Other categories can certainly be deemed dynamic, and are dictated by zvelo technology partners for whatever application is being developed or enhanced. A parental controls offering may want to account for “Sex Education & Pregnancy,” for instance, to ensure content is age-appropriate. An advertising network, on the other hand, may require “Online Ads” to improve ad targeting or “Botnets” detection to help combat ad fraud.
The terms “static” and “dynamic” can have different meanings depending on the context. A blog post, for example, most often is served by a dynamically-generated web page and can be driven by scripting languages and content management systems (CMS). As such, it’s not a static HTML page. That blog post can then be featured on a slideshow on a website’s home page thus concluding that it’s dynamically displayed (with animation or interaction).
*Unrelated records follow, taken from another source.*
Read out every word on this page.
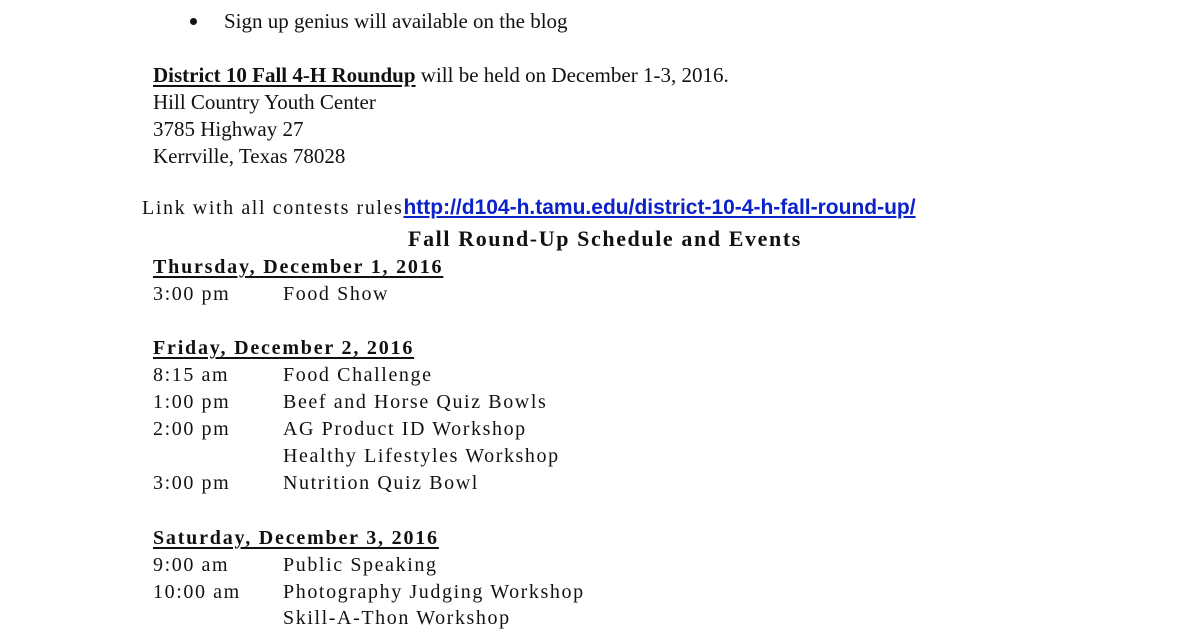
Sign up genius will available on the blog
District 10 Fall 4-H Roundup will be held on December 1-3, 2016.
Hill Country Youth Center
3785 Highway 27
Kerrville, Texas 78028
Link with all contests ruleshttp://d104-h.tamu.edu/district-10-4-h-fall-round-up/
Fall Round-Up Schedule and Events
Thursday, December 1, 2016
3:00 pm	Food Show
Friday, December 2, 2016
8:15 am	Food Challenge
1:00 pm	Beef and Horse Quiz Bowls
2:00 pm	AG Product ID Workshop
Healthy Lifestyles Workshop
3:00 pm	Nutrition Quiz Bowl
Saturday, December 3, 2016
9:00 am	Public Speaking
10:00 am Photography Judging Workshop
Skill-A-Thon Workshop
So, while the blog post may look static, it is dynamically generated by a server.
Because of the wide variety of content, relying on the category values of the Top-Level Domain (TLD) is not enough, especially since content can vary drastically between sub-pages. Categorization requires a unique approach. To visualize zvelo content categorization methodology, let’s start by analyzing the dynamic elements of a popular news home page (see image 2).
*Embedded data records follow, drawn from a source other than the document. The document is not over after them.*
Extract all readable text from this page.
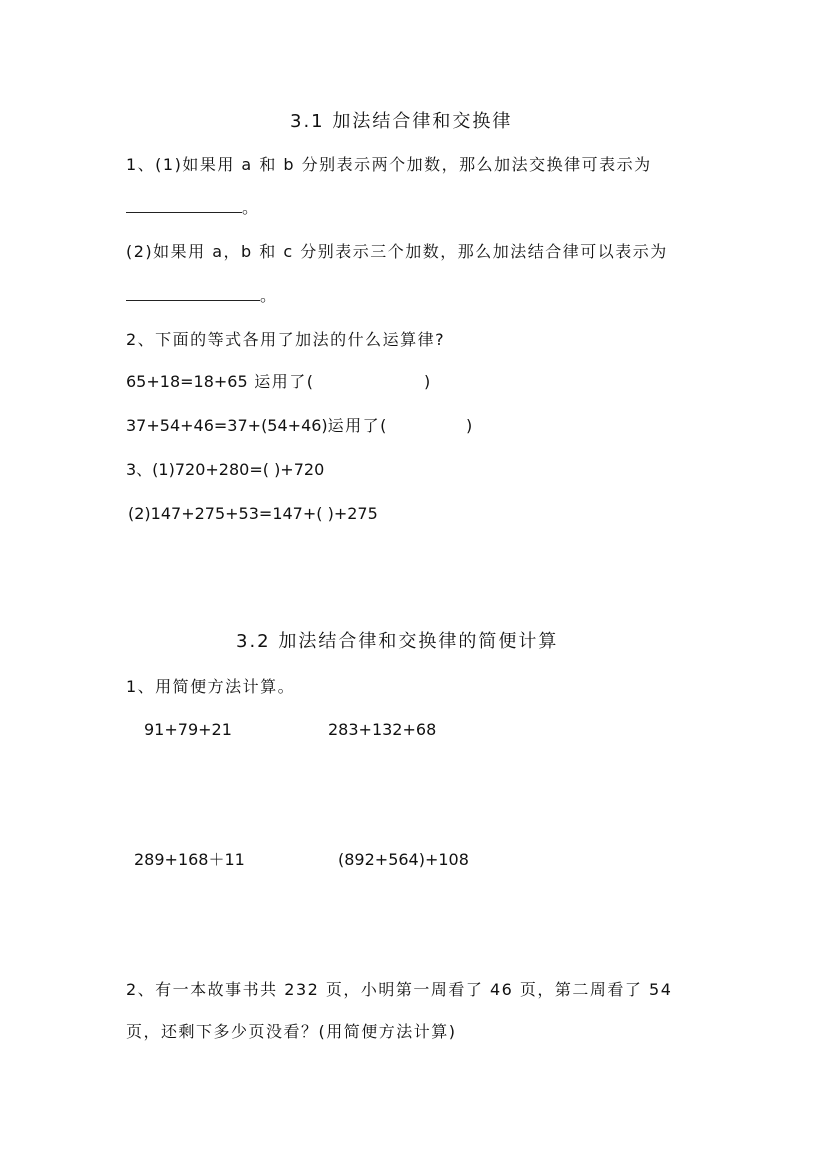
3.1 加法结合律和交换律
1、(1)如果用 a 和 b 分别表示两个加数，那么加法交换律可表示为
。
(2)如果用 a，b 和 c 分别表示三个加数，那么加法结合律可以表示为
。
2、下面的等式各用了加法的什么运算律?
65+18=18+65 运用了(	)
37+54+46=37+(54+46)运用了(	)
3、(1)720+280=( )+720
(2)147+275+53=147+( )+275
3.2 加法结合律和交换律的简便计算
1、用简便方法计算。
91+79+21	283+132+68
289+168＋11	(892+564)+108
2、有一本故事书共 232 页，小明第一周看了 46 页，第二周看了 54
页，还剩下多少页没看？(用简便方法计算)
The infographic highlights structured areas of dynamically-generated content. With each refresh, the headlines, images, ads and other media can change. Text areas or widgets can stem from a CMS, images from a third-party photo gallery like Picasa, and banner and video ads from an ad network or exchange. The difficulty of categorizing all of the content on a single page of this type becomes quite evident.
When queried, the zveloDB® URL database considers the entire page (URL) and can return multiple category values. For some of zvelo customers, this is sufficient. For others, however, additional granularity is required. This is where the zveloCAT® content + context categorization engine can help supplement the process.
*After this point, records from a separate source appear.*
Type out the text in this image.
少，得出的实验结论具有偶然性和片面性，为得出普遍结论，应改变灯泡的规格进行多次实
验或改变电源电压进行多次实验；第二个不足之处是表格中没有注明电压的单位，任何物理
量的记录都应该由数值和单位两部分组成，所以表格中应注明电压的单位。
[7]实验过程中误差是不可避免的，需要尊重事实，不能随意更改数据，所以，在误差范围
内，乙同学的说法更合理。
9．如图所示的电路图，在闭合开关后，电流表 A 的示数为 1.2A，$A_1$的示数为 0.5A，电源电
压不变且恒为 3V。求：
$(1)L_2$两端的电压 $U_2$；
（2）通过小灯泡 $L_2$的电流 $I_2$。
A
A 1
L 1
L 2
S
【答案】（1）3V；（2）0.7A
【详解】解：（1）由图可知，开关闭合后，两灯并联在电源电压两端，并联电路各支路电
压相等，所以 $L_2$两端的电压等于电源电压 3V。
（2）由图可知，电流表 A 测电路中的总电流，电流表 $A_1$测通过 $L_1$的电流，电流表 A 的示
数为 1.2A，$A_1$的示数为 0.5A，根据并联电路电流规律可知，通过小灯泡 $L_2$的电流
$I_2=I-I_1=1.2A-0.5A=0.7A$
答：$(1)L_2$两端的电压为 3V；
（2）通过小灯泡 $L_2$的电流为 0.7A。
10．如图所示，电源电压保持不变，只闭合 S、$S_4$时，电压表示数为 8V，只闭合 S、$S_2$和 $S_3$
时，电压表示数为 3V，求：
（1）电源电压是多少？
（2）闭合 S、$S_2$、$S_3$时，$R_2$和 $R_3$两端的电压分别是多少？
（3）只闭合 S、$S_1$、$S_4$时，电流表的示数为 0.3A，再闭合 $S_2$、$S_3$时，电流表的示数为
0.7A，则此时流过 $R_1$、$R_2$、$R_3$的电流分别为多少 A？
zveloCAT can categorize individual or multiple streams of short-text. Many of zvelo’s technology partners conduct queries in this fashion. “A “stream” can either be the text extracted from its HTML constructs or the raw HTML document itself. For high volume applications, like those tied to placing online ads or analytics, a tiered solution could be extremely beneficial.
In a tiered integration, an application first queries URLs to the zveloDB for the initial categories set. After which, all dynamic URLs identified can be stripped down into multiple streams and pushed through zveloCAT for classification. The news headlines, or blocks of short-text, may be one or a series of streams. Others can include individual tweets from a Twitter feed integration, alternate text from images, and meta data from embedded videos. zveloCAT can also gauge sentiment towards named entities – persons, places or things.
As a result, and in contrast to evaluating the content as a whole and in aggregate, zvelo’s technology partners can choose to process the dynamic elements of the same page separately, providing a virtually infinite level of granularity, accuracy and flexibility.
As stated, truly static HTML web pages are almost obsolete. Technology vendors needing to identify web usage behaviors and trends in order to effectively and accurately account for the dynamic content that may be served to a single user regardless of the device, browser or app, they must leverage a URL database and content categorization engine capable of making sense of variety.